Rachael Waring is the co-owner of a furniture manufacturer that makes products for the hospitality trade and employs about 60 people in Larling, a village just north of Thetford on the A11. A fervent Brexit supporter and campaigner, she says: "It has been a success for both me as a citizen and definitely for my company," adding:
"I am happy that the Treasury has more money to play with because we have needed that additional money as a country, especially when Covid came around the corner, and for the country I think it is good for us to be in charge of our own destiny and more of a global player."
Ms Waring obviously doesn't read the news. The Treasury certainly doesn't have more money. The OBR say we are on the road to £40 billion a year in LOST revenue. But the really stunning stuff is the biggest reason she likes Brexit is that it has made it harder for her European competitors to supply her UK customers: "We have had additional turnover as a result of that. That is a genuine Brexit benefit."
This is nothing less than the very 'protectionism' that we were told the EU were guilty of and the reason why we should quit the bloc!! Amazing. Global player my a**e.
Farage
Trump tariffs
Yesterday Trump announced he is imposing a 25% tariff on imports into the United States from Canada and Mexico, its two biggest trading partners, and 10% on goods coming in from China, starting from this morning!. He still thinks the tariffs are going to be paid by these countries and not American importers. The Dow Jones stock market index immediately fell. I assume Canada and Mexico will reciprocate and we will see the start of a trade war in which there will be no winners.
This is the second time he has unilaterally reneged on the NAFTA trade deal and this time he has actually torpedoed a deal he himself negotiated because he didn’t like the original. As the economist Paul Krugman writes, a trade deal with Trump "isn’t worth the paper it was printed on — that he can impose high tariffs on the other signatories whenever he feels like it."

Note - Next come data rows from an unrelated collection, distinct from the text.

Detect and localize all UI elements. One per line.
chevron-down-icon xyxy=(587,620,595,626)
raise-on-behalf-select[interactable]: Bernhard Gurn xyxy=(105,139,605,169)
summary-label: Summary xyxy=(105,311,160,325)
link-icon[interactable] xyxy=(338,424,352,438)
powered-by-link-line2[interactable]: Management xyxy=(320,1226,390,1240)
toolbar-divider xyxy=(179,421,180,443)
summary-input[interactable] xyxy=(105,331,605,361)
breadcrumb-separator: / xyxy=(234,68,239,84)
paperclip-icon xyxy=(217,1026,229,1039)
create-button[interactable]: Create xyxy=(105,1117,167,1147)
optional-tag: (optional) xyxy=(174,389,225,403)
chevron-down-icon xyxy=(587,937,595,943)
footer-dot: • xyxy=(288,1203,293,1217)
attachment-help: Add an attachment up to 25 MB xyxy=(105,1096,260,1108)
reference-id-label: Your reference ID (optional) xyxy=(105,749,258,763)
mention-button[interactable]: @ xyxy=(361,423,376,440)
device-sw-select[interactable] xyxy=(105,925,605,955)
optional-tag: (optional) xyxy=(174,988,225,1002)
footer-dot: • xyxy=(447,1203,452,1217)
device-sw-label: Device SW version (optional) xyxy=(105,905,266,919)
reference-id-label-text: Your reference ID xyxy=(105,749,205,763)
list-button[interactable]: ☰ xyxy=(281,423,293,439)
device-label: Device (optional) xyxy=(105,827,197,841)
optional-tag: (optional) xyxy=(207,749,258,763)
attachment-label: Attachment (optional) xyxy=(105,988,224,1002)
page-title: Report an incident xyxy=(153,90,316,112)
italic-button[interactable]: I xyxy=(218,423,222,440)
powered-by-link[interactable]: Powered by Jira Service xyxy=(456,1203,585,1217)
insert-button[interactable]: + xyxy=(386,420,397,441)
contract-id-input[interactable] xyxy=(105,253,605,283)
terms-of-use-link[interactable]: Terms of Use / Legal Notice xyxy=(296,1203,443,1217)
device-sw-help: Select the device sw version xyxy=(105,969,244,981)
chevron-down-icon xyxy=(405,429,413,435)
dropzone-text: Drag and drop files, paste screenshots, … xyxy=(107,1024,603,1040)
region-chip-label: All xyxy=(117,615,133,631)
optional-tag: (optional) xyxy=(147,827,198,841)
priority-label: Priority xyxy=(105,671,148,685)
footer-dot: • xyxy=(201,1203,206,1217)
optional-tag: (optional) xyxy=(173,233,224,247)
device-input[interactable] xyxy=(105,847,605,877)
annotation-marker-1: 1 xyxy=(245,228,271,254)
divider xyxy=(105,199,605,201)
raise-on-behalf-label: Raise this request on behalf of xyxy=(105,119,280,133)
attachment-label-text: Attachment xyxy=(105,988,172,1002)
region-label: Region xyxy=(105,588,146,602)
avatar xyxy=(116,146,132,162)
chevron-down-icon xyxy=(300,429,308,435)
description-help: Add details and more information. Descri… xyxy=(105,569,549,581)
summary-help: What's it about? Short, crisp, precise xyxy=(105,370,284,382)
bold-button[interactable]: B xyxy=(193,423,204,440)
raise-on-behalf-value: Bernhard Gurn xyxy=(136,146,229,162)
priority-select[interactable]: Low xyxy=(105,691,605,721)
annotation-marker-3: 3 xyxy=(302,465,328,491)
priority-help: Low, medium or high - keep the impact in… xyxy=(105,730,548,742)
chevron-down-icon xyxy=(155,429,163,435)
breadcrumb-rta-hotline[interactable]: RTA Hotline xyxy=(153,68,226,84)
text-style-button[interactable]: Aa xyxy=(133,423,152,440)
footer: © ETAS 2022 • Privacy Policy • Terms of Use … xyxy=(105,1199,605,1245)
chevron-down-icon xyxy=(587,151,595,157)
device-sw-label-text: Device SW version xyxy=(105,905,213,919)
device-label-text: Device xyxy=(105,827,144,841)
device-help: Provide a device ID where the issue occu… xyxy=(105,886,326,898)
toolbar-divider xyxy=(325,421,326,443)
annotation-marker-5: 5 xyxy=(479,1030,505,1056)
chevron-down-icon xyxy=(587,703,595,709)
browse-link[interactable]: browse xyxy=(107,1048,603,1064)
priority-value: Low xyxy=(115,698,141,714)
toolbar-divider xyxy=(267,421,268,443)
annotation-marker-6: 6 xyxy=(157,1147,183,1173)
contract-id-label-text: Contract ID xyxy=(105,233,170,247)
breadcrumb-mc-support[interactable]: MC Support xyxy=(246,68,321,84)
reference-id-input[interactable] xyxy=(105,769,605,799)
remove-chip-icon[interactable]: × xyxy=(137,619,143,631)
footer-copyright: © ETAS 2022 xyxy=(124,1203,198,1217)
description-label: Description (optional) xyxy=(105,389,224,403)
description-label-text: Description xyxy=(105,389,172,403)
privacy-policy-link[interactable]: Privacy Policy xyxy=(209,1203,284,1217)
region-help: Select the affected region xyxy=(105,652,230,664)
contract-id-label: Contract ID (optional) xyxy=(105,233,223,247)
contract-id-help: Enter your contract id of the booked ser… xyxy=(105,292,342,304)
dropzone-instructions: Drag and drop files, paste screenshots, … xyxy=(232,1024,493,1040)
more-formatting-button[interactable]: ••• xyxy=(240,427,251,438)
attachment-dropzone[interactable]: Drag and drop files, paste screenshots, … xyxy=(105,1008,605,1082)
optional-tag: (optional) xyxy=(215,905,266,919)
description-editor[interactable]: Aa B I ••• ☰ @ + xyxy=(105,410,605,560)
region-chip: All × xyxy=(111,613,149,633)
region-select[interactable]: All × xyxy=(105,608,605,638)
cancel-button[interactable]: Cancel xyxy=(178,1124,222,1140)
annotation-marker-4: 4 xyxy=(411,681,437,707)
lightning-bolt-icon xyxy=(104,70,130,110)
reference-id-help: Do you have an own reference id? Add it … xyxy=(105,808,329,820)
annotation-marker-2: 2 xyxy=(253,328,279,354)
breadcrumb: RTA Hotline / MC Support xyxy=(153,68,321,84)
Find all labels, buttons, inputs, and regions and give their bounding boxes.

The reasons for the sanctions are not always clear and may not even be legal. Sometimes Trump says it's because other countries are 'exploiting' the USA, sometimes immigration and sometimes drug smuggling (Fentanyl in this case) But Canada isn’t even a major source of fentanyl. As Krugman says:
"It’s just a plausible-sounding reason for a president to do what he wanted to do for other reasons — George W. Bush wanted a splendid little war, Donald Trump just wants to impose tariffs and assert dominance."
The US president has a lot of power over trade and can impose tariffs but not willy-nilly. Congress allows him (or her) to do so in response to economic injury from import surges, national security, unfair foreign competition or dumping — selling below costs. Drug smuggling, especially imaginary drug smuggling, isn’t on the list.

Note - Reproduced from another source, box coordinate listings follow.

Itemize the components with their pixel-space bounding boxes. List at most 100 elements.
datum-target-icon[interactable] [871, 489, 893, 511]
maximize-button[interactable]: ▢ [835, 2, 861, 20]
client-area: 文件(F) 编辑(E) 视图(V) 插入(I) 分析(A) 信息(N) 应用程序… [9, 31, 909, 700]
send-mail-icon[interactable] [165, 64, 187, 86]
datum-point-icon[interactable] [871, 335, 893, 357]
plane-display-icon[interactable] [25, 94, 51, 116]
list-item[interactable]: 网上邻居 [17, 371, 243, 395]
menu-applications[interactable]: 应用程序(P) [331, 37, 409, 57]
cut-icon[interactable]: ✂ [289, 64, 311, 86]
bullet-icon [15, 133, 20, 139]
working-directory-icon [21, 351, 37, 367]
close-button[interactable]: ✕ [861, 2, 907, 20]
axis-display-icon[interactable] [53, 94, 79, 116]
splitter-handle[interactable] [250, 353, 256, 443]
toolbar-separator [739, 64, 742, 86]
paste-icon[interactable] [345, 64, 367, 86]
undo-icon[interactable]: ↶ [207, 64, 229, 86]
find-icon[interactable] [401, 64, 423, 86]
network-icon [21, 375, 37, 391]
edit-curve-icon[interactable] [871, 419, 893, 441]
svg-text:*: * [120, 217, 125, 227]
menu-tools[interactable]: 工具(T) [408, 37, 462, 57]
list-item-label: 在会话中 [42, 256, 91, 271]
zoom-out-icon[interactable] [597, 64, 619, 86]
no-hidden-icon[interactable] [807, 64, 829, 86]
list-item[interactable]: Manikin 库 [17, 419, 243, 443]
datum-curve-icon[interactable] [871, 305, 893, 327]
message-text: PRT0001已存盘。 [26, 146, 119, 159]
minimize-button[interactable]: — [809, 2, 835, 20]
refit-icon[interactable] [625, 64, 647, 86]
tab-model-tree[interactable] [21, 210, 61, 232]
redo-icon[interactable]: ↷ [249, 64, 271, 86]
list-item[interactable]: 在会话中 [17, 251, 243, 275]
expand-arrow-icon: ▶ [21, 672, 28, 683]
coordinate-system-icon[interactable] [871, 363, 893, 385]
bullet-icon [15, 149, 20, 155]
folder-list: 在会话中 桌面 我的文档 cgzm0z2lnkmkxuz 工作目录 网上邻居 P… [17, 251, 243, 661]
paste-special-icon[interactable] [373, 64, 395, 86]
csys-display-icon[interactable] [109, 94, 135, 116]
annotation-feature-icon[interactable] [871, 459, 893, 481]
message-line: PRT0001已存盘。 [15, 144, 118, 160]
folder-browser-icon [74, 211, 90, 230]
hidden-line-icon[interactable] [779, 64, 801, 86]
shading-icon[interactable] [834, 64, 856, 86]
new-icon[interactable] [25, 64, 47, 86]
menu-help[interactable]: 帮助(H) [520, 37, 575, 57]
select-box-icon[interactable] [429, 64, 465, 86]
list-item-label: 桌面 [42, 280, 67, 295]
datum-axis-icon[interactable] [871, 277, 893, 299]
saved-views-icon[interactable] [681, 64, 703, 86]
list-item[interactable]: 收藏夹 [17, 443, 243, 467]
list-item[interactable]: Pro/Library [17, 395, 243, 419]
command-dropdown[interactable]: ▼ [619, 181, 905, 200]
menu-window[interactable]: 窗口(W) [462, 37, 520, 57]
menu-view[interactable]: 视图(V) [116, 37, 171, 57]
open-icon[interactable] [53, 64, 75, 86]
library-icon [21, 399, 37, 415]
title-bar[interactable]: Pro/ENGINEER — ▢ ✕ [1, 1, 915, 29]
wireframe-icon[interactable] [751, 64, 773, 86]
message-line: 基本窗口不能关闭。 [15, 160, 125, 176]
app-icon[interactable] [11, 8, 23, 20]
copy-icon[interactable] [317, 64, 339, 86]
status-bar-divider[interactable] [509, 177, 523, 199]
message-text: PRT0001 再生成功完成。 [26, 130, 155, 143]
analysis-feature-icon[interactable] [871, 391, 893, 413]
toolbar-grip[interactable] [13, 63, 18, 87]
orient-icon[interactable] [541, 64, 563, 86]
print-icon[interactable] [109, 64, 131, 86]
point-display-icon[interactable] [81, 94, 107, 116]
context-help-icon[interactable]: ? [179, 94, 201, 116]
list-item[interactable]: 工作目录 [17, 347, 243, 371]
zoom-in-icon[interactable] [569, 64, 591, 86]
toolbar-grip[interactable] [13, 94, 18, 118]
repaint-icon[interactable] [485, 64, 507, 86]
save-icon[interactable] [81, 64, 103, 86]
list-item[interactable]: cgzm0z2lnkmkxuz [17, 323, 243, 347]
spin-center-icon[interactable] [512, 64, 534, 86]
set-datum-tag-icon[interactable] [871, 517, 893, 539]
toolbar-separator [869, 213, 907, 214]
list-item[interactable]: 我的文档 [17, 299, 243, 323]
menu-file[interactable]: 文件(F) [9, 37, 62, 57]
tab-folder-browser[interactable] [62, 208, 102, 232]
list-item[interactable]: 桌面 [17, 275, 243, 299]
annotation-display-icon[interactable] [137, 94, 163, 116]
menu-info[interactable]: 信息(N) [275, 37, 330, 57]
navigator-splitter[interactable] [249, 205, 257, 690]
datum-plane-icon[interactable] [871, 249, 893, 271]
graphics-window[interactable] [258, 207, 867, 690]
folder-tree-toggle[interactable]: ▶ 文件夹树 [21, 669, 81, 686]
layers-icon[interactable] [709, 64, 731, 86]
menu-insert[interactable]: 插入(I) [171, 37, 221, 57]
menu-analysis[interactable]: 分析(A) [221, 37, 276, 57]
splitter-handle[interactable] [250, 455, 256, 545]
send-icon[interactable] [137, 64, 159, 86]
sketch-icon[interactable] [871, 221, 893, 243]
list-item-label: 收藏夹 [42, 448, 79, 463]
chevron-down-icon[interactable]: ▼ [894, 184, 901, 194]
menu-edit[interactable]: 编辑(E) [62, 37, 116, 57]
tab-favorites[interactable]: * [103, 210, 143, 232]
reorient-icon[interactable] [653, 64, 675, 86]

National emergency is another reason but with 2.6% inflation and 4.1% unemployment that's hardly a good basis for that argument. No, Trump is doing it because he can and that is the partner Farage would like the UK to have.

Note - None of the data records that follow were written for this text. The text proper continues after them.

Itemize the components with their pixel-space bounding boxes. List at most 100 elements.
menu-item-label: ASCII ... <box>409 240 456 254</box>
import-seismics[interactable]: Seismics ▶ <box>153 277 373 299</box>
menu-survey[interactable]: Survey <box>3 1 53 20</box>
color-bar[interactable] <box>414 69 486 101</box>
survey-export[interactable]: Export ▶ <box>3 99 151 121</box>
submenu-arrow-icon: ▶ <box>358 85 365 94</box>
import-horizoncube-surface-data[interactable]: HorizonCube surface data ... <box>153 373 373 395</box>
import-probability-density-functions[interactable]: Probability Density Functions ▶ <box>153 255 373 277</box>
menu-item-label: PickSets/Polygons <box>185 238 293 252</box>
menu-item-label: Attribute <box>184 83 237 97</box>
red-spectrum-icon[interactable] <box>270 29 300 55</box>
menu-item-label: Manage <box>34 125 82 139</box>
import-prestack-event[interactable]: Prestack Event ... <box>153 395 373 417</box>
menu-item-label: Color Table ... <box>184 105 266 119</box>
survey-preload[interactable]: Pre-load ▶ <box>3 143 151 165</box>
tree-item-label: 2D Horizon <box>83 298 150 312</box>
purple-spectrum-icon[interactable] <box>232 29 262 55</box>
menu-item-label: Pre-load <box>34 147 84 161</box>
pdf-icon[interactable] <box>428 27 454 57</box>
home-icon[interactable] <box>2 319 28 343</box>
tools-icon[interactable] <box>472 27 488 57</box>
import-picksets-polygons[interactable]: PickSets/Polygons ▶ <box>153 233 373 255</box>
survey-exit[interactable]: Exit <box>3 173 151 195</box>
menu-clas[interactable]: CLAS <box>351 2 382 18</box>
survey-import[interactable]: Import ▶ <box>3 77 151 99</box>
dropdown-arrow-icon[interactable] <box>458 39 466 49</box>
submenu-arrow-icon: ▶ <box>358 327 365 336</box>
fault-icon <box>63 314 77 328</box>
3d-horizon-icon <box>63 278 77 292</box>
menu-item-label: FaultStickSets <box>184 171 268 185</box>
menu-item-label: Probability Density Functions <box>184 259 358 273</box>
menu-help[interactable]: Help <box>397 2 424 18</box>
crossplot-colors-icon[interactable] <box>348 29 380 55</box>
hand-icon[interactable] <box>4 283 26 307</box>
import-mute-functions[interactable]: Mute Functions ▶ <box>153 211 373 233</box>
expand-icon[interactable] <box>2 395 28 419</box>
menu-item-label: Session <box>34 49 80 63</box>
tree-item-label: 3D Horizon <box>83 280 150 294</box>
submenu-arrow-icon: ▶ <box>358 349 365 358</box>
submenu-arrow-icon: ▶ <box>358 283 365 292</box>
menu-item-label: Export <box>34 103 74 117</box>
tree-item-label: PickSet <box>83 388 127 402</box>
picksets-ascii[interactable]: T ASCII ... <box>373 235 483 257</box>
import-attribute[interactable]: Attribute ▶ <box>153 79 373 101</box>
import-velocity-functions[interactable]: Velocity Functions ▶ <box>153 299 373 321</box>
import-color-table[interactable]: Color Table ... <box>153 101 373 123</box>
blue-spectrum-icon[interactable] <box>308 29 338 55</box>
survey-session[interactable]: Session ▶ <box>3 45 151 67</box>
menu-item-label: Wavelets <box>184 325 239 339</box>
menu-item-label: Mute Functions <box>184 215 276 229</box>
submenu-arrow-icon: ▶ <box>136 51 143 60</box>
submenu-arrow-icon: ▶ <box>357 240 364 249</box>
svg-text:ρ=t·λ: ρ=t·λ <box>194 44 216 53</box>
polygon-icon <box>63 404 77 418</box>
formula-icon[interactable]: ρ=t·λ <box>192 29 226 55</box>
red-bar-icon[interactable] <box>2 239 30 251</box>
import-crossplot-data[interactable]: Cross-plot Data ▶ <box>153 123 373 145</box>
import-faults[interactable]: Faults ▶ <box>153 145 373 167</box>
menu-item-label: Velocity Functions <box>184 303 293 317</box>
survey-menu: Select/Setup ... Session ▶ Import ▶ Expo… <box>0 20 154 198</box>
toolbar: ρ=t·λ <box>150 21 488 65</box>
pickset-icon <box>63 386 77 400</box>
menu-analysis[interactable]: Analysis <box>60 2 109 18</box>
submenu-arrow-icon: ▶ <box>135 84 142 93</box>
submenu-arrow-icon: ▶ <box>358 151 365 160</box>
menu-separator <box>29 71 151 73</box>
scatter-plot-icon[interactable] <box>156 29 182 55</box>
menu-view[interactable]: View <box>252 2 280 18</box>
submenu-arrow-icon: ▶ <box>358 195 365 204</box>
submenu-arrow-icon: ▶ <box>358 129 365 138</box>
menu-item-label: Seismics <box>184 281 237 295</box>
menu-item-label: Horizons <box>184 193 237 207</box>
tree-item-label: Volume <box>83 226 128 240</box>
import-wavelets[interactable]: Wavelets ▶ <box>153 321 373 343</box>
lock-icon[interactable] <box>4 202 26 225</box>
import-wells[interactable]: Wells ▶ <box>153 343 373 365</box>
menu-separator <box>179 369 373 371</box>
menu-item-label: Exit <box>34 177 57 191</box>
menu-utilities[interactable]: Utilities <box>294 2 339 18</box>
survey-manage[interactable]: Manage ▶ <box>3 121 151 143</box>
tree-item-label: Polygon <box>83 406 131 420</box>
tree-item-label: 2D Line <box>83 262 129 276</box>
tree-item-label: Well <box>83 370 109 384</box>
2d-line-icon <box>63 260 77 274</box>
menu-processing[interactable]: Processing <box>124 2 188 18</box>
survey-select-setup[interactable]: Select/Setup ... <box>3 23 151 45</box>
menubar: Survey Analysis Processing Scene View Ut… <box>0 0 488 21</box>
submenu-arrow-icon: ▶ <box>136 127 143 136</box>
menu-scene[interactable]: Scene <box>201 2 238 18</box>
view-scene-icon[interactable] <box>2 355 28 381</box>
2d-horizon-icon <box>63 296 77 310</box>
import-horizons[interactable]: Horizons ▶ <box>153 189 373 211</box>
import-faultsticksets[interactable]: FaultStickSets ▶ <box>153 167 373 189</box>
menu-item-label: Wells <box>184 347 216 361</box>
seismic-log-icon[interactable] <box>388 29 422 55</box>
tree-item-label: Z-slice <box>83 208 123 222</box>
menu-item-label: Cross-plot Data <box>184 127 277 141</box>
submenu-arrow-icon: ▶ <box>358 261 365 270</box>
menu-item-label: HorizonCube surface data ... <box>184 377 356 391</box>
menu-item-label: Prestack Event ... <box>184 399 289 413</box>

And note that even Trump's supporters in the Senate are starting to worry. Susan Collins is a Republican senator from Maine, right on the US - Canadian border, close to Quebec and Montreal. Read her Twitter post:
The Maine economy is integrated with Canada, our most important trading partner. Certain tariffs will impose a significant burden on many families, manufacturers, the forest products industry, small businesses, lobstermen, and agricultural producers.For example, 95 percent of…— Sen. Susan Collins (@SenatorCollins) January 31, 2025
She supported Trump. What did she think he was going to do? He has talked about imposimg tariffs for months. What a stupid person.